Она схватила щенка под мышку и выскользнула из каюты.
- Пикквик, никогда не подходи к этому человеку, - шептала
Антошка, - он считает, что женщина на корабле приносит несчастье, он
не признает за человека нашего Улафа. Ты не будешь есть из его
тарелки? Да?
Пикквик устремился к борту, ему всегда хотелось заглянуть вниз,
может быть, хотелось поплавать.
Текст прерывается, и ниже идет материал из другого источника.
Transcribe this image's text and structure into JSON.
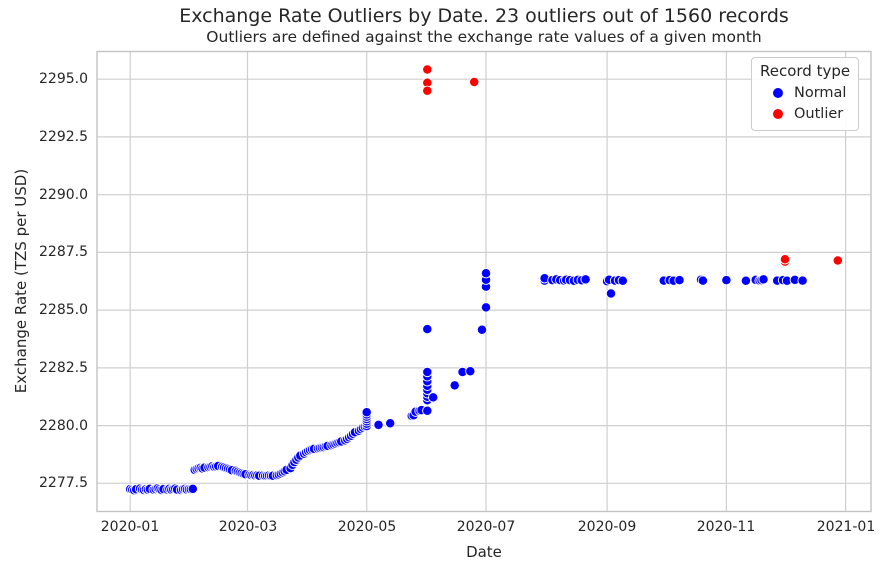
{
  "style": {
    "background": "#ffffff",
    "text_color": "#262626",
    "grid_color": "#cfcfcf",
    "spine_color": "#c3c3c3",
    "normal_color": "#0000ff",
    "outlier_color": "#ff0000",
    "marker_edge_color": "#ffffff"
  },
  "chart_data": {
    "type": "scatter",
    "title": "Exchange Rate Outliers by Date. 23 outliers out of 1560 records",
    "subtitle": "Outliers are defined against the exchange rate values of a given month",
    "xlabel": "Date",
    "ylabel": "Exchange Rate (TZS per USD)",
    "grid": true,
    "legend_position": "upper right",
    "legend": {
      "title": "Record type",
      "items": [
        {
          "label": "Normal",
          "color": "#0000ff"
        },
        {
          "label": "Outlier",
          "color": "#ff0000"
        }
      ]
    },
    "stats": {
      "outliers": 23,
      "total_records": 1560
    },
    "x_range_shown": [
      "2019-12-15",
      "2021-01-14"
    ],
    "ylim": [
      2276.28,
      2296.2
    ],
    "x_ticks": [
      {
        "label": "2020-01",
        "date": "2020-01-01"
      },
      {
        "label": "2020-03",
        "date": "2020-03-01"
      },
      {
        "label": "2020-05",
        "date": "2020-05-01"
      },
      {
        "label": "2020-07",
        "date": "2020-07-01"
      },
      {
        "label": "2020-09",
        "date": "2020-09-01"
      },
      {
        "label": "2020-11",
        "date": "2020-11-01"
      },
      {
        "label": "2021-01",
        "date": "2021-01-01"
      }
    ],
    "y_ticks": [
      {
        "label": "2295.0",
        "value": 2295.0
      },
      {
        "label": "2292.5",
        "value": 2292.5
      },
      {
        "label": "2290.0",
        "value": 2290.0
      },
      {
        "label": "2287.5",
        "value": 2287.5
      },
      {
        "label": "2285.0",
        "value": 2285.0
      },
      {
        "label": "2282.5",
        "value": 2282.5
      },
      {
        "label": "2280.0",
        "value": 2280.0
      },
      {
        "label": "2277.5",
        "value": 2277.5
      }
    ],
    "series": [
      {
        "name": "Normal",
        "color": "#0000ff",
        "points": [
          [
            "2020-01-01",
            2277.25
          ],
          [
            "2020-01-02",
            2277.22
          ],
          [
            "2020-01-03",
            2277.2
          ],
          [
            "2020-01-04",
            2277.24
          ],
          [
            "2020-01-06",
            2277.27
          ],
          [
            "2020-01-07",
            2277.23
          ],
          [
            "2020-01-08",
            2277.21
          ],
          [
            "2020-01-09",
            2277.25
          ],
          [
            "2020-01-10",
            2277.23
          ],
          [
            "2020-01-11",
            2277.26
          ],
          [
            "2020-01-13",
            2277.22
          ],
          [
            "2020-01-14",
            2277.25
          ],
          [
            "2020-01-15",
            2277.28
          ],
          [
            "2020-01-16",
            2277.24
          ],
          [
            "2020-01-17",
            2277.21
          ],
          [
            "2020-01-18",
            2277.25
          ],
          [
            "2020-01-20",
            2277.23
          ],
          [
            "2020-01-21",
            2277.26
          ],
          [
            "2020-01-22",
            2277.22
          ],
          [
            "2020-01-23",
            2277.25
          ],
          [
            "2020-01-24",
            2277.27
          ],
          [
            "2020-01-25",
            2277.23
          ],
          [
            "2020-01-27",
            2277.21
          ],
          [
            "2020-01-28",
            2277.24
          ],
          [
            "2020-01-29",
            2277.26
          ],
          [
            "2020-01-30",
            2277.23
          ],
          [
            "2020-01-31",
            2277.25
          ],
          [
            "2020-02-01",
            2277.24
          ],
          [
            "2020-02-02",
            2277.26
          ],
          [
            "2020-02-03",
            2278.08
          ],
          [
            "2020-02-04",
            2278.12
          ],
          [
            "2020-02-05",
            2278.15
          ],
          [
            "2020-02-06",
            2278.17
          ],
          [
            "2020-02-07",
            2278.14
          ],
          [
            "2020-02-08",
            2278.18
          ],
          [
            "2020-02-10",
            2278.2
          ],
          [
            "2020-02-11",
            2278.22
          ],
          [
            "2020-02-12",
            2278.24
          ],
          [
            "2020-02-13",
            2278.21
          ],
          [
            "2020-02-14",
            2278.23
          ],
          [
            "2020-02-15",
            2278.25
          ],
          [
            "2020-02-17",
            2278.22
          ],
          [
            "2020-02-18",
            2278.19
          ],
          [
            "2020-02-19",
            2278.16
          ],
          [
            "2020-02-20",
            2278.13
          ],
          [
            "2020-02-21",
            2278.1
          ],
          [
            "2020-02-22",
            2278.07
          ],
          [
            "2020-02-24",
            2278.04
          ],
          [
            "2020-02-25",
            2278.0
          ],
          [
            "2020-02-26",
            2277.97
          ],
          [
            "2020-02-27",
            2277.94
          ],
          [
            "2020-02-28",
            2277.91
          ],
          [
            "2020-02-29",
            2277.89
          ],
          [
            "2020-03-02",
            2277.87
          ],
          [
            "2020-03-03",
            2277.85
          ],
          [
            "2020-03-04",
            2277.86
          ],
          [
            "2020-03-05",
            2277.84
          ],
          [
            "2020-03-06",
            2277.85
          ],
          [
            "2020-03-07",
            2277.83
          ],
          [
            "2020-03-09",
            2277.84
          ],
          [
            "2020-03-10",
            2277.82
          ],
          [
            "2020-03-11",
            2277.83
          ],
          [
            "2020-03-12",
            2277.84
          ],
          [
            "2020-03-13",
            2277.82
          ],
          [
            "2020-03-14",
            2277.83
          ],
          [
            "2020-03-16",
            2277.85
          ],
          [
            "2020-03-17",
            2277.88
          ],
          [
            "2020-03-18",
            2277.92
          ],
          [
            "2020-03-19",
            2277.97
          ],
          [
            "2020-03-20",
            2278.02
          ],
          [
            "2020-03-21",
            2278.08
          ],
          [
            "2020-03-23",
            2278.16
          ],
          [
            "2020-03-24",
            2278.3
          ],
          [
            "2020-03-25",
            2278.42
          ],
          [
            "2020-03-26",
            2278.52
          ],
          [
            "2020-03-27",
            2278.62
          ],
          [
            "2020-03-28",
            2278.7
          ],
          [
            "2020-03-30",
            2278.78
          ],
          [
            "2020-03-31",
            2278.85
          ],
          [
            "2020-04-01",
            2278.9
          ],
          [
            "2020-04-02",
            2278.94
          ],
          [
            "2020-04-03",
            2278.97
          ],
          [
            "2020-04-04",
            2278.99
          ],
          [
            "2020-04-06",
            2279.01
          ],
          [
            "2020-04-07",
            2279.03
          ],
          [
            "2020-04-08",
            2279.05
          ],
          [
            "2020-04-09",
            2279.07
          ],
          [
            "2020-04-10",
            2279.1
          ],
          [
            "2020-04-11",
            2279.12
          ],
          [
            "2020-04-13",
            2279.15
          ],
          [
            "2020-04-14",
            2279.18
          ],
          [
            "2020-04-15",
            2279.21
          ],
          [
            "2020-04-16",
            2279.25
          ],
          [
            "2020-04-17",
            2279.28
          ],
          [
            "2020-04-18",
            2279.31
          ],
          [
            "2020-04-20",
            2279.36
          ],
          [
            "2020-04-21",
            2279.42
          ],
          [
            "2020-04-22",
            2279.49
          ],
          [
            "2020-04-23",
            2279.56
          ],
          [
            "2020-04-24",
            2279.64
          ],
          [
            "2020-04-25",
            2279.71
          ],
          [
            "2020-04-27",
            2279.78
          ],
          [
            "2020-04-28",
            2279.85
          ],
          [
            "2020-04-29",
            2279.91
          ],
          [
            "2020-04-30",
            2279.96
          ],
          [
            "2020-05-01",
            2279.98
          ],
          [
            "2020-05-01",
            2280.08
          ],
          [
            "2020-05-01",
            2280.18
          ],
          [
            "2020-05-01",
            2280.28
          ],
          [
            "2020-05-01",
            2280.38
          ],
          [
            "2020-05-01",
            2280.48
          ],
          [
            "2020-05-01",
            2280.58
          ],
          [
            "2020-05-07",
            2280.03
          ],
          [
            "2020-05-13",
            2280.1
          ],
          [
            "2020-05-24",
            2280.42
          ],
          [
            "2020-05-25",
            2280.45
          ],
          [
            "2020-05-26",
            2280.6
          ],
          [
            "2020-05-28",
            2280.64
          ],
          [
            "2020-05-29",
            2280.67
          ],
          [
            "2020-06-01",
            2280.64
          ],
          [
            "2020-06-01",
            2281.1
          ],
          [
            "2020-06-01",
            2281.25
          ],
          [
            "2020-06-01",
            2281.4
          ],
          [
            "2020-06-01",
            2281.55
          ],
          [
            "2020-06-01",
            2281.72
          ],
          [
            "2020-06-01",
            2281.92
          ],
          [
            "2020-06-01",
            2282.13
          ],
          [
            "2020-06-01",
            2282.32
          ],
          [
            "2020-06-01",
            2284.18
          ],
          [
            "2020-06-04",
            2281.22
          ],
          [
            "2020-06-15",
            2281.74
          ],
          [
            "2020-06-19",
            2282.32
          ],
          [
            "2020-06-23",
            2282.35
          ],
          [
            "2020-06-29",
            2284.15
          ],
          [
            "2020-07-01",
            2285.12
          ],
          [
            "2020-07-01",
            2286.02
          ],
          [
            "2020-07-01",
            2286.32
          ],
          [
            "2020-07-01",
            2286.6
          ],
          [
            "2020-07-31",
            2286.28
          ],
          [
            "2020-07-31",
            2286.38
          ],
          [
            "2020-08-04",
            2286.3
          ],
          [
            "2020-08-06",
            2286.33
          ],
          [
            "2020-08-08",
            2286.3
          ],
          [
            "2020-08-10",
            2286.28
          ],
          [
            "2020-08-11",
            2286.32
          ],
          [
            "2020-08-13",
            2286.3
          ],
          [
            "2020-08-15",
            2286.27
          ],
          [
            "2020-08-17",
            2286.31
          ],
          [
            "2020-08-19",
            2286.29
          ],
          [
            "2020-08-21",
            2286.33
          ],
          [
            "2020-09-01",
            2286.3
          ],
          [
            "2020-09-01",
            2286.25
          ],
          [
            "2020-09-02",
            2286.32
          ],
          [
            "2020-09-03",
            2285.72
          ],
          [
            "2020-09-05",
            2286.28
          ],
          [
            "2020-09-07",
            2286.3
          ],
          [
            "2020-09-09",
            2286.27
          ],
          [
            "2020-09-30",
            2286.28
          ],
          [
            "2020-10-03",
            2286.3
          ],
          [
            "2020-10-05",
            2286.27
          ],
          [
            "2020-10-08",
            2286.3
          ],
          [
            "2020-10-19",
            2286.32
          ],
          [
            "2020-10-20",
            2286.28
          ],
          [
            "2020-11-01",
            2286.3
          ],
          [
            "2020-11-11",
            2286.27
          ],
          [
            "2020-11-16",
            2286.31
          ],
          [
            "2020-11-18",
            2286.28
          ],
          [
            "2020-11-19",
            2286.3
          ],
          [
            "2020-11-20",
            2286.33
          ],
          [
            "2020-11-27",
            2286.28
          ],
          [
            "2020-11-30",
            2286.3
          ],
          [
            "2020-12-02",
            2286.27
          ],
          [
            "2020-12-06",
            2286.31
          ],
          [
            "2020-12-10",
            2286.28
          ]
        ]
      },
      {
        "name": "Outlier",
        "color": "#ff0000",
        "points": [
          [
            "2020-06-01",
            2295.42
          ],
          [
            "2020-06-01",
            2294.85
          ],
          [
            "2020-06-01",
            2294.5
          ],
          [
            "2020-06-25",
            2294.88
          ],
          [
            "2020-12-01",
            2287.1
          ],
          [
            "2020-12-01",
            2287.2
          ],
          [
            "2020-12-28",
            2287.15
          ]
        ]
      }
    ]
  }
}
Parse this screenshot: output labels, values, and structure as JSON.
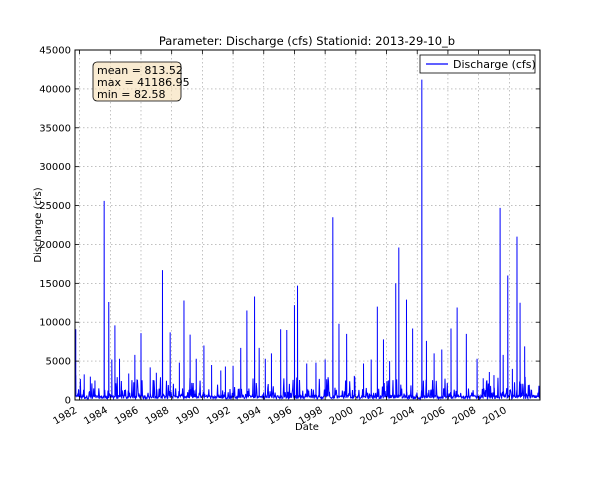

Антошка прицепила поводок.
Над водой рваными клочьями плыл туман, словно облака спустились
на воду. В гул моря вплетались какие-то посторонние звуки, и вдруг
зазвенели длинные, тревожные звонки.
Колокола громкого боя! Надрывные звонки слились с выстрелами. По
палубе забегали матросы, с пушек поспешно сдирали чехлы. Гул нарастал.
Антошка подняла голову и увидела в небе черные силуэты самолетов. Они
летели высоко. Вот от одного из них отделилась продолговатая черная
капля и стремительно понеслась вниз. Раздался звук лопнувшей
электрической лампочки, и из воды взметнулся фонтан воды. Вот от
другого самолета летит такая же черная капля, она падает уже ближе,
падает, как разбитое яйцо на раскаленную сковородку.
- Антошка! - схватила дочь за плечо Елизавета Карповна. -
Воздушное нападение! Пойдем! - Мать втолкнула Антошку в пустую
кают-компанию и, крикнув: - Сиди здесь, я принесу Джонни, - убежала.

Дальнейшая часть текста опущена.